Corporate Accountability
I was raised in El Sereno by my immigrant grandmother, a seamstress who worked a grueling job so our family could have a better life. I watched her work herself to the bone while, year after year, the wealthiest corporations and individuals in this state found new ways to shrink their tax bills. That contrast has stayed with me: the people doing the hardest work are asked to carry the heaviest load, while those most able to contribute are handed loopholes instead of a bill.
California is one of the largest economies in the world. We have the resources to care for everyone — what we've lacked is the political will to ask those who've benefited most to actually contribute their share.

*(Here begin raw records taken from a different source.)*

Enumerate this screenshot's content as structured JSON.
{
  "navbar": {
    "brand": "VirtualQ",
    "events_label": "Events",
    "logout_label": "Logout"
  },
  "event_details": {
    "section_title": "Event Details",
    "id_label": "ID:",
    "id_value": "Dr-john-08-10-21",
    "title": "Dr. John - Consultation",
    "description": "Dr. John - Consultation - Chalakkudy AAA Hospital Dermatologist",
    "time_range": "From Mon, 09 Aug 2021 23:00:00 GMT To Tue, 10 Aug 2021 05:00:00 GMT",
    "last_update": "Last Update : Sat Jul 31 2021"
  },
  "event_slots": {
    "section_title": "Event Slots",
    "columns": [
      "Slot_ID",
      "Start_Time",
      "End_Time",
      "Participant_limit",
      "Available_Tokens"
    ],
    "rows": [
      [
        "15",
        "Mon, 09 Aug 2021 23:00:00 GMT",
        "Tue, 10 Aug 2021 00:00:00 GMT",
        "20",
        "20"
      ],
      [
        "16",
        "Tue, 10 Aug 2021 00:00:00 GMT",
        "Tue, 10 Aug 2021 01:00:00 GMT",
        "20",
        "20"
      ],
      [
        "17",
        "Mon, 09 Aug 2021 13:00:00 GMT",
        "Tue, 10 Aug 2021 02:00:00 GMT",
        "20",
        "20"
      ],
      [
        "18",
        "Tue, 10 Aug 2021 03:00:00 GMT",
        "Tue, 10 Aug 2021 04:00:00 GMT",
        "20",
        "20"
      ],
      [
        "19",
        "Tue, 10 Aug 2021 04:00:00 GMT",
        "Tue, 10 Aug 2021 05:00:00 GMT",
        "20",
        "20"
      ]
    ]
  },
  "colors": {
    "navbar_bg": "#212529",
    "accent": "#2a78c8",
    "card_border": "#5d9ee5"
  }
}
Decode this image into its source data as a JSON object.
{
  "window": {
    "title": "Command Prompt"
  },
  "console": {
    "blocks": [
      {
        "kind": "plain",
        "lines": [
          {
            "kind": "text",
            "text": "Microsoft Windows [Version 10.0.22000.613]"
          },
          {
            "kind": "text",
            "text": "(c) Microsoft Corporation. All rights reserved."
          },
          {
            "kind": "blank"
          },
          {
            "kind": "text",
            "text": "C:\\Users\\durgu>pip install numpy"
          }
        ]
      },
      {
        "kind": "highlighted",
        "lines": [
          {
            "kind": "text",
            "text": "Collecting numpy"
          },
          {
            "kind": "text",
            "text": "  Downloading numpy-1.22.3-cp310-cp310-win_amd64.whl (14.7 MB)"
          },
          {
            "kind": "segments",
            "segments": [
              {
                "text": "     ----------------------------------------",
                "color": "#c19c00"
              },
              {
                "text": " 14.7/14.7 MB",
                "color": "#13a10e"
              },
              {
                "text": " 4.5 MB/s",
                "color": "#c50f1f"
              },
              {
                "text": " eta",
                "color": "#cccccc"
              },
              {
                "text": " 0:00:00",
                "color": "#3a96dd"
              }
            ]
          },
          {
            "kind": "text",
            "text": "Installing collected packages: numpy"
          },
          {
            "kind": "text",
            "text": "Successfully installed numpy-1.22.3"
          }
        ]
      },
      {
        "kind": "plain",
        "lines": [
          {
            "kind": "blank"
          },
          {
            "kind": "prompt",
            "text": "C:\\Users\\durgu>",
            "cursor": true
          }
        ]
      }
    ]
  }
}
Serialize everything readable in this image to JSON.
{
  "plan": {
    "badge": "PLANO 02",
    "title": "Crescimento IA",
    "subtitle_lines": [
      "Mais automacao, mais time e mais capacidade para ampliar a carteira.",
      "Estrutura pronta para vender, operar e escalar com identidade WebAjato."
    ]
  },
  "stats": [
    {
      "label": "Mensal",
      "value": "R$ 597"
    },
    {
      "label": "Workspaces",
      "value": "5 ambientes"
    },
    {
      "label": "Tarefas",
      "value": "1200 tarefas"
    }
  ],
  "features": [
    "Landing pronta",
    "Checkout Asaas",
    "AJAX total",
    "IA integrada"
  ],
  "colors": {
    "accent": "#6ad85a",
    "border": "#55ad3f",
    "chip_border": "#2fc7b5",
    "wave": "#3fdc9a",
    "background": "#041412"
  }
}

Our affordability crisis isn't an accident. It's the result of corporations treating housing, health care, and energy as profit centers instead of basic human necessities, while working families like mine absorb the cost.
I support closing the loopholes that let corporations dodge what they owe, including the water's-edge loophole that allows multinational companies to shift profits offshore and shortchange Californians by billions every year.
As State Senator, I will champion:
Taxing extreme wealth fairly, so the burden of funding public services doesn't fall on working families, immigrants, or students trying to access higher education.
Penalties for corporations that underpay their workers and push them onto Medi-Cal instead of providing living wages and benefits.
A tax on second, third, and luxury homes, discouraging speculation and generating revenue for housing and homelessness solutions.
Full transparency in corporate tax reporting, so Californians can see which companies are paying their share and which are gaming the system.
Accountability for corporate tax credits, ensuring billions in giveaways are targeted, measured, and tied to real public benefit — not handed out on faith.
I don't take corporate PAC money, because the people shaping our tax policy shouldn't answer to the industries it affects. Every stage of my life — public schools, health clinics, community centers — was made possible by public investment. My grandmother's labor, and the safety net that supported our family, is why those lifelines should be strengthened, not left to erode while corporations and the ultra-wealthy get a pass.